Specializes in Emergency Department/Radiology. Has 33 years experience.

I would be happy to fax you a copy of our protocol sheet. we usually have the patients take po lopressor at least one hour before the scan, frankly I think this works better than the IV dosing. I have given as much as 70mg IV, but usually if you havent gotten the HR down by the time you hit 50mg, then most likely will not happen.

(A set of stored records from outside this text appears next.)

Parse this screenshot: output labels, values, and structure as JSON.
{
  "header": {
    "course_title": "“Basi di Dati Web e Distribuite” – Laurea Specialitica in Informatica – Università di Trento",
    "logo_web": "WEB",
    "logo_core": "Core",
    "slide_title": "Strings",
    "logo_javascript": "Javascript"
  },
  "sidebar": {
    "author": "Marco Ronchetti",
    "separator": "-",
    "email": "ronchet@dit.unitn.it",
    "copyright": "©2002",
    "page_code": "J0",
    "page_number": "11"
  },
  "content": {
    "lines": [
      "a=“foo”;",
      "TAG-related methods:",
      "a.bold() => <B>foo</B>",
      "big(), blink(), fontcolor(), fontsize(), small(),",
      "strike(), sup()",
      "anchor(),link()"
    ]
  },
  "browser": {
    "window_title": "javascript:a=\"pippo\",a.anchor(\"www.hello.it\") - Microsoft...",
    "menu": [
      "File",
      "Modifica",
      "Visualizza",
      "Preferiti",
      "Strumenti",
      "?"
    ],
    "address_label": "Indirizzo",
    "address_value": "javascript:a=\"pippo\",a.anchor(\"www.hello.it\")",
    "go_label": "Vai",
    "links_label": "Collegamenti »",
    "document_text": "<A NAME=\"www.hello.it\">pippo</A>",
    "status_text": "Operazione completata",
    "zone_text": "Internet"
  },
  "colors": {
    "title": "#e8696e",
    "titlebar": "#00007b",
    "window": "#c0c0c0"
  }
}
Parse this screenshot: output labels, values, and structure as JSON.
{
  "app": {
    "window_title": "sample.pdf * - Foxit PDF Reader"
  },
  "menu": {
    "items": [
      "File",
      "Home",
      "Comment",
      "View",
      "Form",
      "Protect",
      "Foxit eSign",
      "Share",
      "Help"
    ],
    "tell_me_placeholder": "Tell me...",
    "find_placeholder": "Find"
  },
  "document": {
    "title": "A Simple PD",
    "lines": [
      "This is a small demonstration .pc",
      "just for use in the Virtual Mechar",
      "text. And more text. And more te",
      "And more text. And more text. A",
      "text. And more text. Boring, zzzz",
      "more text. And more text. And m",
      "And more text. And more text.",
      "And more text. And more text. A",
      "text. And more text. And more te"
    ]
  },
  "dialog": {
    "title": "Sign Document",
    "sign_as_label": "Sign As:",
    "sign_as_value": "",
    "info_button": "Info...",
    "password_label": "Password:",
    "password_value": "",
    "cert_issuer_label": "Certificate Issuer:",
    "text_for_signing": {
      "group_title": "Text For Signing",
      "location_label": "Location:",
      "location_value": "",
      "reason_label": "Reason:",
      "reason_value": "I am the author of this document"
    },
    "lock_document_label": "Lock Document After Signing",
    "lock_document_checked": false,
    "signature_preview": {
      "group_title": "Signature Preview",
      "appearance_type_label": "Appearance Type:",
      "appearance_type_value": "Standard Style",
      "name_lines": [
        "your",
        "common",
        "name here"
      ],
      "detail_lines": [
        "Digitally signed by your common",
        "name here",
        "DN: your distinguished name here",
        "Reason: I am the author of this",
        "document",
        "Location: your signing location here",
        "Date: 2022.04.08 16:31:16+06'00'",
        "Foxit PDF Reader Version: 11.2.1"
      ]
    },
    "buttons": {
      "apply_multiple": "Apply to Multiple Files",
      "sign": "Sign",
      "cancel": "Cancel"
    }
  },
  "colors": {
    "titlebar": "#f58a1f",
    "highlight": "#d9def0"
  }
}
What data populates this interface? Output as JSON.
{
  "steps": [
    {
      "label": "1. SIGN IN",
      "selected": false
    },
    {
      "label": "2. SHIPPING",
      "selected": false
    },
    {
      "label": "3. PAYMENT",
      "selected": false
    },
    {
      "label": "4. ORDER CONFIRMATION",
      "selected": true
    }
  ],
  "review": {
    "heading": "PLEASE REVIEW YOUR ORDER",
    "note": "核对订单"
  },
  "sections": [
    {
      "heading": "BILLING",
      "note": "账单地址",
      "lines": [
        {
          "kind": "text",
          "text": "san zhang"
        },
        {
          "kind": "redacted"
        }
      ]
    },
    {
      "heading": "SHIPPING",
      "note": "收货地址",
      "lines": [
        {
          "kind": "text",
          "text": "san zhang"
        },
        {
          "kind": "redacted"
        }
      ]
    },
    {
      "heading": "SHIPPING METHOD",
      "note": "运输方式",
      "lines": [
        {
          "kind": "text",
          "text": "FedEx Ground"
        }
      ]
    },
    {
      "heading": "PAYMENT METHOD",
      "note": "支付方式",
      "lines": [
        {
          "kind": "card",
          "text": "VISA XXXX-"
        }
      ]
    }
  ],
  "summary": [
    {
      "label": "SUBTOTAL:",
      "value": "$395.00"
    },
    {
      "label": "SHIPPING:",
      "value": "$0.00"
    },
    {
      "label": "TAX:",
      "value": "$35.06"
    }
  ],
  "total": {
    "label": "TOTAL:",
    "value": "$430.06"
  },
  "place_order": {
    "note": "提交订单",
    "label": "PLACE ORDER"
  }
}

We give it in 5 minute increments every 5 minutes. This took a bit of getting use to in the beginning. Also, our docs are not standing in the room with us when we do these cases.

One hospital the protocol was written by the cardiologists and at this teaching hospital it is covered by the radiologists.


13 Posts

I just started in rad a few months ago and have only done a few heart ctas but this is what we do where I work:

#1 16g to RAC, sometimes 18g but we run contrast at up to 8, only @6 on 18g.

#2 we have either 2 med options: 15mg IV lopressor in 5mg doses. when we give this we give it like adenosine, hard and fast. we were lead so they are shooting while we are in there.

if that isn't working, we give 1/2 tab NTG SLG, as long as they don't take ED drugs.

The key for our pictures has been the 16g because they can run the contrast faster and get the images quicker.

We've also recently started hearts for valves and we don't give meds for that, just 16g.